RI News. Wonogiri – Dinas Pekerjaan Umum dan Penataan Ruang (DPUPR) Provinsi Jawa Tengah kembali membuktikan komitmen nyata terhadap keluhan infrastruktur masyarakat. Kerusakan ruas Jalan Provinsi yang menghubungkan Manyaran dan Pracimantoro, tepatnya di titik Puloharjo, Kecamatan Eromoko, kini telah sepenuhnya tertangani. Hanya dalam tempo enam jam, petugas berhasil memulihkan kondisi jalan sehingga aman dilalui kembali pada Senin, 20 April 2026.
Laporan mengenai lubang jalan tersebut masuk pukul 10.00 WIB. Tanpa menunda, tim teknis langsung bergerak ke lokasi dan menyelesaikan seluruh tahap perbaikan tepat pukul 16.00 WIB. Kecepatan respons ini menjadi sorotan karena ruas tersebut termasuk jalur utama dengan volume lalu lintas yang padat setiap harinya.

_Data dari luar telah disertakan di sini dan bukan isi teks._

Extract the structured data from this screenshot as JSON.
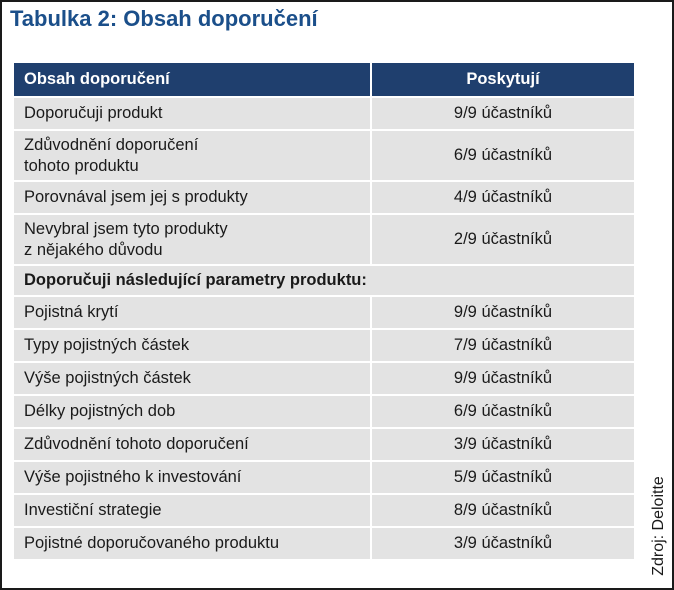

Sebelum penanganan resmi tiba, kondisi lubang yang cukup dalam sempat menimbulkan kekhawatiran tinggi akan kecelakaan. Arus kendaraan yang ramai membuat risiko terperosok sangat besar. Menyikapi hal itu, warga setempat secara spontan memasang patok kayu sebagai tanda darurat. Narno, salah satu warga yang terlibat, mengungkapkan alasan di balik inisiatif tersebut.

“Inisiatif ini muncul karena kondisi lubang cukup membahayakan, apalagi ruas jalan provinsi ini sangat ramai kendaraan. Kami khawatir ada pengendara yang terperosok jika tidak diberi tanda,” ujar Narno ketika ditemui di lokasi.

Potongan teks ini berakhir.